I added a new tool to the site: the Local AI VRAM Calculator & GPU Planner (Beta).
This came out of a problem I kept running into while experimenting with local models. It is surprisingly easy to end up with a setup that technically works, but does not actually match the kind of workloads you want to run.
This is mainly aimed at figuring out GPU and VRAM requirements for running local LLMs. Most advice in this space is broadly correct, but not very specific. Things like “get more VRAM” or “use NVIDIA” help at a high level, but they do not help much when you are comparing a curated set of real GPUs, a manual VRAM tier, different quantization levels, or larger context windows.

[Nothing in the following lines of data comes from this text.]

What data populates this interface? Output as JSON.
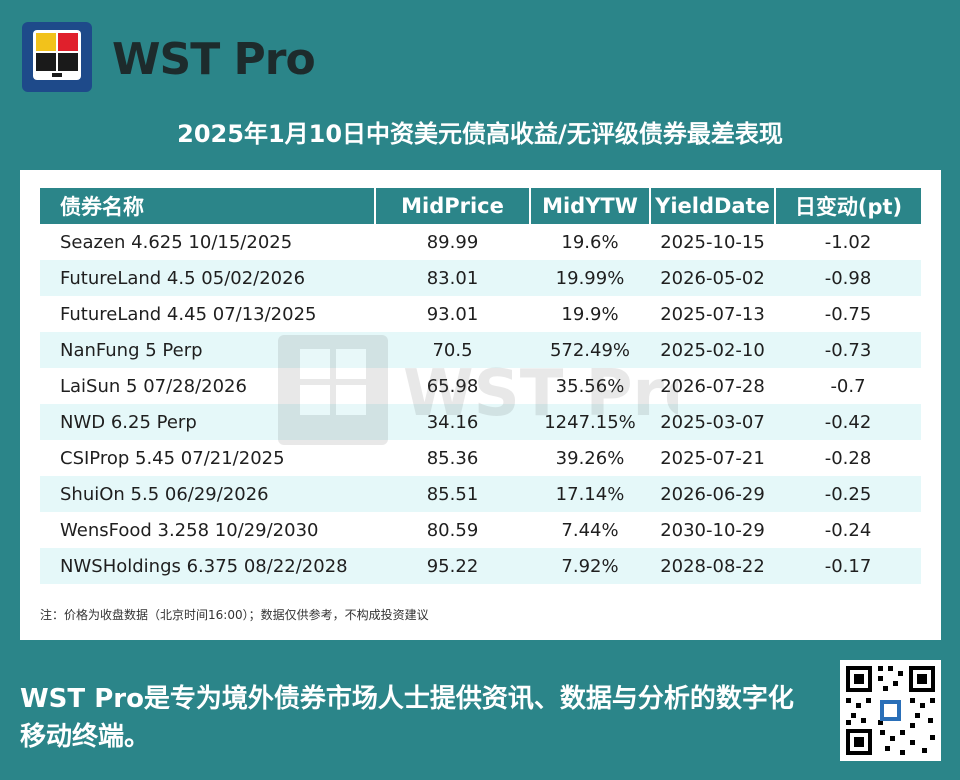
{
  "brand": {
    "name": "WST Pro"
  },
  "title": "2025年1月10日中资美元债高收益/无评级债券最差表现",
  "table": {
    "headers": [
      "债券名称",
      "MidPrice",
      "MidYTW",
      "YieldDate",
      "日变动(pt)"
    ],
    "rows": [
      [
        "Seazen 4.625 10/15/2025",
        "89.99",
        "19.6%",
        "2025-10-15",
        "-1.02"
      ],
      [
        "FutureLand 4.5 05/02/2026",
        "83.01",
        "19.99%",
        "2026-05-02",
        "-0.98"
      ],
      [
        "FutureLand 4.45 07/13/2025",
        "93.01",
        "19.9%",
        "2025-07-13",
        "-0.75"
      ],
      [
        "NanFung 5 Perp",
        "70.5",
        "572.49%",
        "2025-02-10",
        "-0.73"
      ],
      [
        "LaiSun 5 07/28/2026",
        "65.98",
        "35.56%",
        "2026-07-28",
        "-0.7"
      ],
      [
        "NWD 6.25 Perp",
        "34.16",
        "1247.15%",
        "2025-03-07",
        "-0.42"
      ],
      [
        "CSIProp 5.45 07/21/2025",
        "85.36",
        "39.26%",
        "2025-07-21",
        "-0.28"
      ],
      [
        "ShuiOn 5.5 06/29/2026",
        "85.51",
        "17.14%",
        "2026-06-29",
        "-0.25"
      ],
      [
        "WensFood 3.258 10/29/2030",
        "80.59",
        "7.44%",
        "2030-10-29",
        "-0.24"
      ],
      [
        "NWSHoldings 6.375 08/22/2028",
        "95.22",
        "7.92%",
        "2028-08-22",
        "-0.17"
      ]
    ]
  },
  "note": "注：价格为收盘数据（北京时间16:00）；数据仅供参考，不构成投资建议",
  "watermark": "WST Pro",
  "footer": "WST Pro是专为境外债券市场人士提供资讯、数据与分析的数字化移动终端。",
  "colors": {
    "background": "#2b8589",
    "row_alt": "#e5f8f9",
    "logo_bg": "#1e4a8a",
    "logo_yellow": "#f2c21b",
    "logo_red": "#e0202c"
  },
  "icons": [
    "wst-logo-icon",
    "qr-code-icon"
  ]
}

I wanted something that made those tradeoffs visible before committing to hardware.
What the Planner Does
The Local AI VRAM Calculator & GPU Planner (Beta) takes a few inputs: a GPU from the site snapshot or a manual VRAM tier, system RAM, quantization level, context length, and the primary workload.
From there it tries to give a practical read on whether the setup makes sense. That includes a rough fit score, GPU-specific notes when you pick a card from the snapshot, and a set of model recommendations based on the selected workload.
The part I focused on the most is the estimate breakdown. Instead of showing a single number, the planner separates the estimate into model weights, KV cache, runtime overhead, total VRAM, and storage.
That makes it easier to see what actually changes when you adjust something like context length or quantization. In a lot of cases, the bottleneck is not where you expect.
The estimates are not meant to be exact. Some are configuration-based, others are heuristic. The tool tries to label that clearly so it is obvious how much confidence to put in each result.
The context selector is also capped by the model metadata currently loaded into the planner. In practice that means the available maximum is based on the current curated model snapshot, plus any public Hugging Face models you import into the tool.
How Much VRAM Do You Need for Local LLMs?
This is the question I kept coming back to, and it is harder to answer than it should be.
As a rough guideline:
- Smaller models (7B–8B) can often run on 8–12 GB of VRAM with quantization.
- 13B–14B models typically need around 12–16 GB.
- Larger models usually require 24 GB or more, or some form of offloading.
- Context length increases memory usage, sometimes more than expected.
- Runtime overhead and KV cache can add a meaningful amount on top of raw model size.
These are not strict rules, but they are useful for avoiding obviously bad configurations.
The planner is meant to make these tradeoffs visible. Instead of guessing whether a model will fit, you can see how each component contributes to total VRAM usage.
Why This Is Single GPU Only
I originally added a multi-GPU option and removed it.
In practice, two GPUs do not behave like one larger pool of VRAM. Some runtimes can split work across devices, but many workflows still depend on the model fitting mostly on a single card. Performance also depends on details that are hard to generalize, like backend support and interconnect behavior.
Given that, a single-GPU estimate felt more honest. If a setup does not make sense on one card, the tool should not imply that adding another card will automatically fix it.
Where This Fits
I wrote previously about using Tailscale to access private LLMs, which focuses on the networking side of running local models.
This tool is more about the step before that: deciding what kind of hardware and model setup is actually reasonable.
In practice, both pieces are part of the same system. Running local LLMs ends up touching hardware, storage, networking, and a few operational decisions that are easy to overlook at the start.
Try It
If you are trying to figure out whether your GPU can run a specific LLM, you can try it here: Local AI VRAM Calculator & GPU Planner (Beta).
It is not a benchmark or a guarantee of how every runtime will behave. It is closer to a planning tool: something that makes the constraints visible and helps avoid obviously bad decisions within the GPU snapshot and model data the site currently ships.
I will keep updating the underlying data as I test more setups.